Calling all SQL Performance Experts! If you want a challenge, this is it! This is a LONG read, but I believe you should have everything you need to provide recommendations. The TL;DR version is at the bottom
I have a 24/7 manufacturing customer that has recently started to experience massive/crippling locking timeouts + horrendous posting times. I'll setup the scenario for all to see, and then I'll discuss the details:
- NAV 2009 R2 Classic with SQL Option
- SQL Server 2008 R2, Version 10.50.2500.0. 32GB RAM allocated to SQL Server.
- Fully VMware environment. 1 server for NAV DB on SQL, 1 server for RDP.
- 23 concurrent users. 50% through RPD login, 50% through local clients.
- Database is about 500 GB on Drive D, with 20% free space. Log file is always truncated on Drive E.
- Only one TempDB database exists, and is also on Drive D.
- RAID 10 configuration, 5400RPM drives.
- Regarding Fragmentation: The highest fragmented index larger than 100 MB is Item Ledger Entry$16, at 18.5%
- Largest tables: GL Entry: 61GB, Value Entry: 54GB, Prod. Order Comp.: 27GB, Prod. Order Routing Line: 24GB, Item Ledger Entry: 17GB. Then a huge drop-off in sizes.
So now the scenario:
Cost adjustment is scheduled to be run every weekend at specific known times. During those times, users are aware that they cannot ship/invoice anything, nor can they post journals, because of the severe likelihood they'll be locked out by the cost adjustment process. Once cost adjustment is finished/stopped, a scheduled routine that posts all "declared" consumption and finished goods populates the consumption and output journals and then proceeds to post them. Over time, this auto-posting routine has gotten slower and slower, to the point where now it *may* post one journal line per second. This posting performance is steady throughout the week, but more pronounced after cost adjustment since the auto-posting at that point needs to catch up over the many hours it hasn't run while cost adjustment was running (we use the NAS for scheduled jobs).
While the production floor can safely "declare" their finished products without locking, just this week they started receiving locking timeouts on the Serial No. Info. table while the auto-posting routine was happening.

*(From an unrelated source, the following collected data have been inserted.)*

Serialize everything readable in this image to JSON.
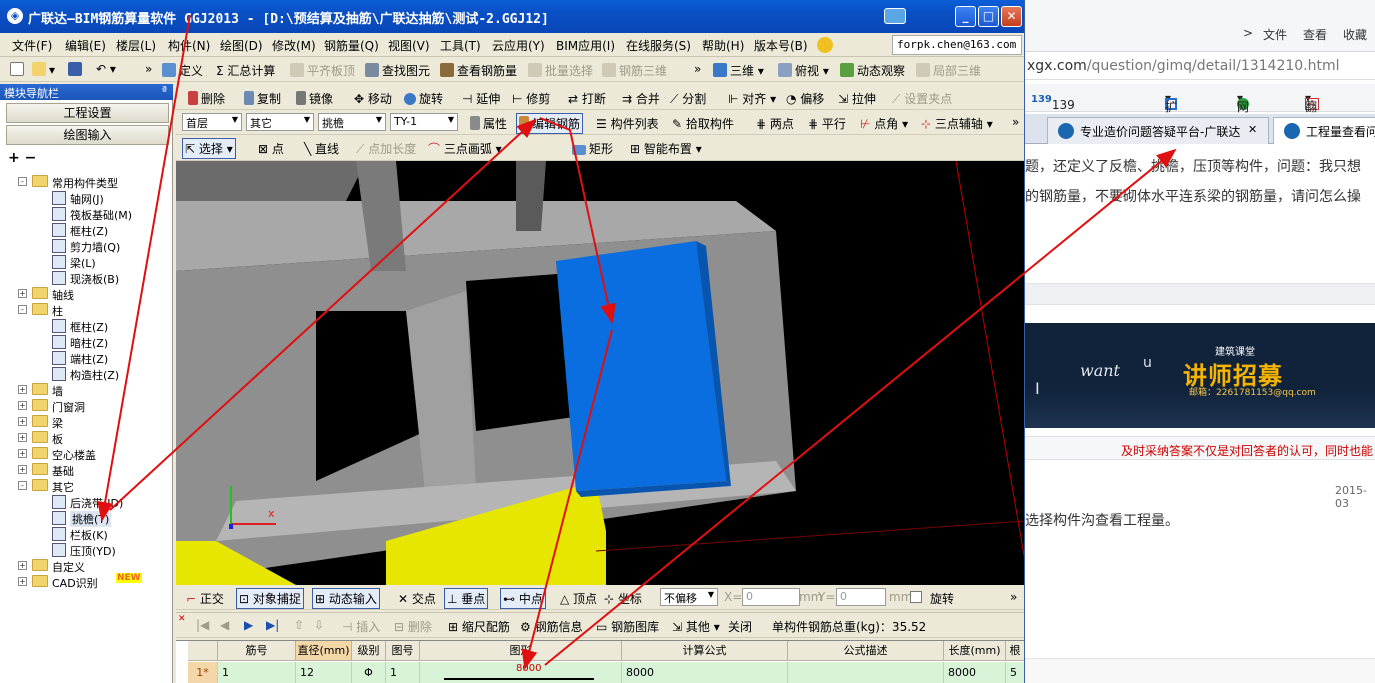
{
  "window": {
    "title": "广联达—BIM钢筋算量软件 GGJ2013 - [D:\\预结算及抽筋\\广联达抽筋\\测试-2.GGJ12]",
    "controls": {
      "minimize": "_",
      "maximize": "□",
      "close": "✕"
    }
  },
  "menubar": {
    "items": [
      "文件(F)",
      "编辑(E)",
      "楼层(L)",
      "构件(N)",
      "绘图(D)",
      "修改(M)",
      "钢筋量(Q)",
      "视图(V)",
      "工具(T)",
      "云应用(Y)",
      "BIM应用(I)",
      "在线服务(S)",
      "帮助(H)",
      "版本号(B)"
    ],
    "email": "forpk.chen@163.com"
  },
  "toolbar1": {
    "items": [
      "定义",
      "Σ 汇总计算",
      "平齐板顶",
      "查找图元",
      "查看钢筋量",
      "批量选择",
      "钢筋三维",
      "三维",
      "俯视",
      "动态观察",
      "局部三维"
    ]
  },
  "nav": {
    "title": "模块导航栏",
    "pin": "ª",
    "buttons": [
      "工程设置",
      "绘图输入"
    ],
    "tools": [
      "+",
      "−"
    ],
    "tree": [
      {
        "label": "常用构件类型",
        "exp": "-",
        "level": 0
      },
      {
        "label": "轴网(J)",
        "level": 1
      },
      {
        "label": "筏板基础(M)",
        "level": 1
      },
      {
        "label": "框柱(Z)",
        "level": 1
      },
      {
        "label": "剪力墙(Q)",
        "level": 1
      },
      {
        "label": "梁(L)",
        "level": 1
      },
      {
        "label": "现浇板(B)",
        "level": 1
      },
      {
        "label": "轴线",
        "exp": "+",
        "level": 0
      },
      {
        "label": "柱",
        "exp": "-",
        "level": 0
      },
      {
        "label": "框柱(Z)",
        "level": 1
      },
      {
        "label": "暗柱(Z)",
        "level": 1
      },
      {
        "label": "端柱(Z)",
        "level": 1
      },
      {
        "label": "构造柱(Z)",
        "level": 1
      },
      {
        "label": "墙",
        "exp": "+",
        "level": 0
      },
      {
        "label": "门窗洞",
        "exp": "+",
        "level": 0
      },
      {
        "label": "梁",
        "exp": "+",
        "level": 0
      },
      {
        "label": "板",
        "exp": "+",
        "level": 0
      },
      {
        "label": "空心楼盖",
        "exp": "+",
        "level": 0
      },
      {
        "label": "基础",
        "exp": "+",
        "level": 0
      },
      {
        "label": "其它",
        "exp": "-",
        "level": 0
      },
      {
        "label": "后浇带(JD)",
        "level": 1
      },
      {
        "label": "挑檐(T)",
        "level": 1,
        "selected": true
      },
      {
        "label": "栏板(K)",
        "level": 1
      },
      {
        "label": "压顶(YD)",
        "level": 1
      },
      {
        "label": "自定义",
        "exp": "+",
        "level": 0
      },
      {
        "label": "CAD识别",
        "exp": "+",
        "level": 0,
        "badge": "NEW"
      }
    ]
  },
  "toolbar2": {
    "items": [
      "删除",
      "复制",
      "镜像",
      "移动",
      "旋转",
      "延伸",
      "修剪",
      "打断",
      "合并",
      "分割",
      "对齐",
      "偏移",
      "拉伸",
      "设置夹点"
    ]
  },
  "toolbar3": {
    "floor": "首层",
    "category": "其它",
    "type": "挑檐",
    "component": "TY-1",
    "items": [
      "属性",
      "编辑钢筋",
      "构件列表",
      "拾取构件",
      "两点",
      "平行",
      "点角",
      "三点辅轴"
    ]
  },
  "toolbar4": {
    "items": [
      "选择",
      "点",
      "直线",
      "点加长度",
      "三点画弧",
      "矩形",
      "智能布置"
    ]
  },
  "snapbar": {
    "items": [
      "正交",
      "对象捕捉",
      "动态输入",
      "交点",
      "垂点",
      "中点",
      "顶点",
      "坐标"
    ],
    "offset_mode": "不偏移",
    "x_label": "X=",
    "x_value": "0",
    "x_unit": "mm",
    "y_label": "Y=",
    "y_value": "0",
    "y_unit": "mm",
    "rotate": "旋转"
  },
  "rebarbar": {
    "items": [
      "插入",
      "删除",
      "缩尺配筋",
      "钢筋信息",
      "钢筋图库",
      "其他",
      "关闭"
    ],
    "total": "单构件钢筋总重(kg)：35.52"
  },
  "grid": {
    "headers": [
      "",
      "筋号",
      "直径(mm)",
      "级别",
      "图号",
      "图形",
      "计算公式",
      "公式描述",
      "长度(mm)",
      "根"
    ],
    "row": {
      "index": "1*",
      "bar_no": "1",
      "diameter": "12",
      "grade": "Φ",
      "shape_no": "1",
      "shape_len": "8000",
      "formula": "8000",
      "desc": "",
      "length": "8000",
      "count": "5"
    }
  },
  "browser": {
    "menu": [
      "文件",
      "查看",
      "收藏"
    ],
    "url_domain": "xgx.com",
    "url_path": "/question/gimq/detail/1314210.html",
    "favorites": [
      "139邮箱",
      "扩展",
      "网银",
      "翻译"
    ],
    "tabs": [
      "专业造价问题答疑平台-广联达",
      "工程量查看问"
    ],
    "text_line1": "题，还定义了反檐、挑檐，压顶等构件，问题：我只想",
    "text_line2": "的钢筋量，不要砌体水平连系梁的钢筋量，请问怎么操",
    "banner_small": "建筑课堂",
    "banner_big": "讲师招募",
    "banner_email": "邮箱：2261781153@qq.com",
    "banner_want": "want",
    "banner_u": "u",
    "banner_i": "I",
    "notice": "及时采纳答案不仅是对回答者的认可，同时也能",
    "date": "2015-03",
    "answer": "选择构件沟查看工程量。"
  },
  "colors": {
    "accent_blue": "#0a4fc4",
    "arrow_red": "#e01010",
    "slab_blue": "#0a6de0",
    "grid_green": "#d8f3d8"
  }
}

This is unusual and critical because it prevents finished goods from being on hand.
So this is a MAJOR show-stopper issue. I did some digging into it and I found out that while the auto-posting routine is running, it is frequently flagged with a PAGEIOLATCH wait type in SQL. Checking the Resource Monitor, this wait type is corresponding in MASSIVE data read surges with little to no write activity on the DB NDF file. We're talking about reading 20MB/sec for several minutes if not hours in a row. So while this PAGEIOLATCH is being flagged on BOTH cost adjustment and auto-posting routines, other users on the production floor are being blocked by the former processes through a LCK_M_U wait type. This locking wait type is occurring on several tables, but primarily the Serial No. Info table (as explained above).
After some digging I settled on the DBCC TRACEON(1224) flag recommendation by Jorg, since it was not enabled. This IMMEDIATELY solved the problem and we do not receive any more locking errors on the Serial No. Info table.
However, crappy DB performance still remains. As I'm writing this I'm looking at the Resource monitor, and I see high read I/O but almost 0% CPU activity on NASSQL.exe and SQLSERVER.exe. And this...goes on and on for hours, until suddenly the Read I/Os drop down to almost zero, and then database gets into a rhythm of writing about 30KB/sec to the LDF and NDF files, while NASSQL.exe and SQLSERVER.exe are between 5-20% CPU utilization.
We're coming up on year-end and we haven't ran a full cost adjustment in 3 weeks due to lack of time and the locking timeouts mentioned above. Above all, right now we're trying to make sure there are no bottlenecks in our processing, but I keep seeing the Disk I/O as the biggest problem. I have repeatedly told the customer we need to upgrade their Disks, which are more than 5 years old, as well as to do full index rebuilding on their primary tables (GLE, VE, ILE, IAE), but the customer shot it down because putting the production floor on hold is not an option. So between now and the Christmas break there may not be a single down day, including the Christmas break (they work through all holidays!).
At this point I'm at a loss of what to do to make auto-posting faster. I've tried everything I can think of, except of course doing hardware upgrades and rebuilding indexes (as I said, customer can't have downtime). I need suggestions on what I can consider now, or if anyone can guide me to the true source of this problem.TL;DR version
: Are there any NAV/SQL performance consultants in the Greater Toronto Area that want to come onboard and help solve this problem?